I do not recommend this commentary if you do not have a working knowledge of Greek. Verses are frequently cited in Greek, and the strength of this commentary is the treatment of the Greek words and phrases of each verse and passage.
Published 2 years after Lane, Ellingworth had the opportunity to review Lane’s treatment. When I am studying Hebrews using the Greek New Testament, I will look at both Lane and Ellingworth to compare my initial analysis of the Greek grammar and syntax.
7. Gareth Cockerill (NICNT 2012) (Mid-Level)
I prefer F.F. Bruce’s 1990 commentary over Cockerill’s because I used Bruce first. Much of my initial study of Hebrews was with Bruce. I was younger, and I had a lot of confidence relying on the conclusions made by Bruce.
Cockerill does have an advantage because he uses all of the latest research and developments that were unavailable to Bruce. I didn’t think Bruce’s volume needed to be updated. But this is still a very solid mid-level commentary that fits perfectly to support the goals of the NICNT series.
8. David Desilva (Mid-Level)
Desilva acknowledges that he relied heavily on the works of Lane, Attridge and Ellingsworth. Desilva's commentary is excellent from his thorough introduction to his exegesis of the various passages of Hebrews.
His commentary will include sporadic Greek words and phrases, but most of his commentary does not require any significant knowledge of Greek. Desilva acknowledged that his goal is to “integrate insights gathered from various perspectives into a single reading.” I believe he succeeded.
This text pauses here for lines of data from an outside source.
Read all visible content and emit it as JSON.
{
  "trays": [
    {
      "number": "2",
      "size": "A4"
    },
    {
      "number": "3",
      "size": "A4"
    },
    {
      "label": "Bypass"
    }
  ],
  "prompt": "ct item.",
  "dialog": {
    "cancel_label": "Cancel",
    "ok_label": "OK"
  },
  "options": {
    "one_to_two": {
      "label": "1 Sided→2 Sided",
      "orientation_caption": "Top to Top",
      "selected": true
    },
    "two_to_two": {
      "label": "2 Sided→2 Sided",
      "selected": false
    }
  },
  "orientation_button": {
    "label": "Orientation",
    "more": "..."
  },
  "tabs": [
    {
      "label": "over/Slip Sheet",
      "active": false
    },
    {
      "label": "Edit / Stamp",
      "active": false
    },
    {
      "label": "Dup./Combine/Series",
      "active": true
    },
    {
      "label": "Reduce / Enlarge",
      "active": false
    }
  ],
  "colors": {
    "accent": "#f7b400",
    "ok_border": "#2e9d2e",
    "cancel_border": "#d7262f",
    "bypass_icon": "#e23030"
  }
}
9. Simon Kistemaker (Mid-Level)
I love to invite Kistemaker whenever possible as I study the New Testament. Kistemaker completed several NT commentaries after William Hendrikson died. This commentary of Hebrews was written in 1984. After a session of detailed study, I will read Kistemaker as I meditate on what I have studied.
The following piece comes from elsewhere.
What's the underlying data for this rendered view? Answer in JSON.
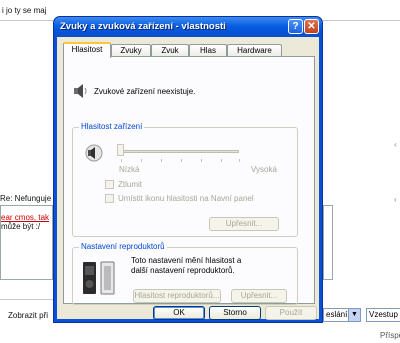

Kistemaker wrote this commentary for the lay-person. However, he still added additional Greek footnotes at the end of each section for pastors and people knowledgable in Greek. Kistemaker’s systematic theology is solid, and he helps me draw implications and conclusion through his discussion of each passage in Hebrews.
5 Other Hebrews Commentaries
- George Guthrie (NIVAC) (Devotional): This is my second favorite devotional commentary on Hebrews. MacArthur is still my favorite.
- Donald Guthrie (Tyndale NT) (Devotional): This volume in the Tyndale NT Commentary series is a shorter commentary that is very readable and solid. Because of its small size, I frequently lend this to individual who want to borrow a Hebrews commentary from me.
- Craig Koester (AYB) (Technical): The Anchor Yale Bible commentaries are often written by catholic theologians, but Koester gives another excellent technical option. Koester is Lutheran.
- John Owen (Classic): He has a classic 7 volume work, and it is comparable to Luther’s classic work on Galatians.
- John Calvin (Classic): Translated by John Owen, Calvin’s commentary provides a great 16th century perspective.
I am always grateful to God that there have been men who have labored diligently, and they have shared their learnings in written form. These commentaries are not necessary to understand Hebrews, but they can help us along the journey.